Our model aims to determine the most important factor in determining the outcome of an international FIFA game. This research identifies the most crucial factors that can enhance the planning of game strategy, improve team performance, improve training outcome, and optimize resource allocation for better results. We are using the dataset internaitonal_matches.csv which was downloaded from Kaggle. This dataset contains results and statistics of all FIFA matches since 1993, although we will only consider matches after 2012. Considering only matches relevant to our study, there are still thousands of observations, and if the existing data does not suffice, we can append it with extra information about country rankings from FIFA. This data includes data of country, home team, away team, scores, tournament type, shootout, and rating that change with each game. The method we are going to use is logistic regression, by classifying 1 as a big win for the home team and 0 as a big loss for the home team, with the threshold set for a small win, small loss, and draw.

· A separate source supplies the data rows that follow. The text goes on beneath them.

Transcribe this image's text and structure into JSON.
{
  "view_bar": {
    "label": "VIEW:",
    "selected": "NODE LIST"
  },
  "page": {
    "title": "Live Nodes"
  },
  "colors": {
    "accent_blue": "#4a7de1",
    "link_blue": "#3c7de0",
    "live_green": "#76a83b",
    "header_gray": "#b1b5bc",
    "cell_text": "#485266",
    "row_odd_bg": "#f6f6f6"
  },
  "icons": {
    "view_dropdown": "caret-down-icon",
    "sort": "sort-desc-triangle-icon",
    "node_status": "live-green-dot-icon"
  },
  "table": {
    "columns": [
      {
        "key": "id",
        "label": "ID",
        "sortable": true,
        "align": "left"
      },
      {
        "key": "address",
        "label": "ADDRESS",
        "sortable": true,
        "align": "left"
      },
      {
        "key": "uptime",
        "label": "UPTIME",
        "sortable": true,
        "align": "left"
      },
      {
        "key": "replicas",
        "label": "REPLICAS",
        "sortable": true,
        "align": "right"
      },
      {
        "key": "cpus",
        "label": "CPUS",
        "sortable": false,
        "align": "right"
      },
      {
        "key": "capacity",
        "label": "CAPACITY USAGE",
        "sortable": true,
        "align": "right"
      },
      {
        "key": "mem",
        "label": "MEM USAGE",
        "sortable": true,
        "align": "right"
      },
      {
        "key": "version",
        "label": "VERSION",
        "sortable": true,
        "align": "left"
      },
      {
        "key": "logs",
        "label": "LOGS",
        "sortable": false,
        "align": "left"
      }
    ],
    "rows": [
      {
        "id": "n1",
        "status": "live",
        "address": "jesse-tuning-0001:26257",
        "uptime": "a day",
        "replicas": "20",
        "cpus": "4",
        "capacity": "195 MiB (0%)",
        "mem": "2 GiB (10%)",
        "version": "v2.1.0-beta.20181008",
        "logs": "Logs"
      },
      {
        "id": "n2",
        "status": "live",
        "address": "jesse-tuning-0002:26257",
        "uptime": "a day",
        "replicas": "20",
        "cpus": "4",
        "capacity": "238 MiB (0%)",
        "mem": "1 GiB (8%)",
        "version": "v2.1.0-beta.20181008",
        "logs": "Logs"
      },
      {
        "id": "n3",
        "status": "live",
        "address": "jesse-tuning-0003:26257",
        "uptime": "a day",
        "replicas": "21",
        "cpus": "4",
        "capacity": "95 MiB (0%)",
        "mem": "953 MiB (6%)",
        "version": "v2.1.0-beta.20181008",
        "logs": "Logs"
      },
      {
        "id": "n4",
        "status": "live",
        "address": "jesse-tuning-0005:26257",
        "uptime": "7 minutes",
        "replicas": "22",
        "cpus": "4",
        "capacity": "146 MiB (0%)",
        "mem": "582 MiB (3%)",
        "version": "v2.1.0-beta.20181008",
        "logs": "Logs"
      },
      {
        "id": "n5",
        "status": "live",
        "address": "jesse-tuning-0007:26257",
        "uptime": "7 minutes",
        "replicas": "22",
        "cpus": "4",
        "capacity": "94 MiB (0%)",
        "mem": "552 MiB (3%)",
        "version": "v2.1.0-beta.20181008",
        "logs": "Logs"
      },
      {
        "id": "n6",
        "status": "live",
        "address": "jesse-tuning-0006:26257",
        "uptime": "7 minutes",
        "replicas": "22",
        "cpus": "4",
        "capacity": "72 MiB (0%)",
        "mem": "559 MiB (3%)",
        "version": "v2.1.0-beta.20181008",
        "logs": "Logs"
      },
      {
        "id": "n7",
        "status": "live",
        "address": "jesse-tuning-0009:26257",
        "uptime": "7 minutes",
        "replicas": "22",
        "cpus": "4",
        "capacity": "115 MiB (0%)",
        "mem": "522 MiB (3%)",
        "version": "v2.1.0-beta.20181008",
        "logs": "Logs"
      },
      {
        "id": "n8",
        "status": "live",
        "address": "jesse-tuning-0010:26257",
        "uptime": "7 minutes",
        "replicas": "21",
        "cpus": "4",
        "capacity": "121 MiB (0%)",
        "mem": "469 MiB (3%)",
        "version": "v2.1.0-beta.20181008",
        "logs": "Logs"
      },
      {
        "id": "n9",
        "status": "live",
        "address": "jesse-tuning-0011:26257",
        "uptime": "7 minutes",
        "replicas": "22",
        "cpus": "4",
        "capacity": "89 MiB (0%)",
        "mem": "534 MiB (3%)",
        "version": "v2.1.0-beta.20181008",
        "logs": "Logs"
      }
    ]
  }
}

Group 15   Yiran, Xiaofei, Tanvi, Janelle


With the selectivity of education increasing significantly along with society’s advancement, admission into tertiary education becomes much more complex. College application is now much more difficult, and access to educational opportunities is closely related to social equality. In this research project, we analyzed datasets with a size of 488 schools, with 168 different variables in which factors related to acceptance such as ethnicity, standardized scores of applicants, and traits of the schools themselves were examined. Through these expansive datasets, we applied linear, tree, and neural network models to grasp an understanding of acceptance rates. By approaching this project from both traits of applicants and schools simultaneously, we were able to build a prediction model applicable to specific applicants and colleges, in turn receiving analytic results to gain insight into the socioeconomic gaps stemming from education inequalities.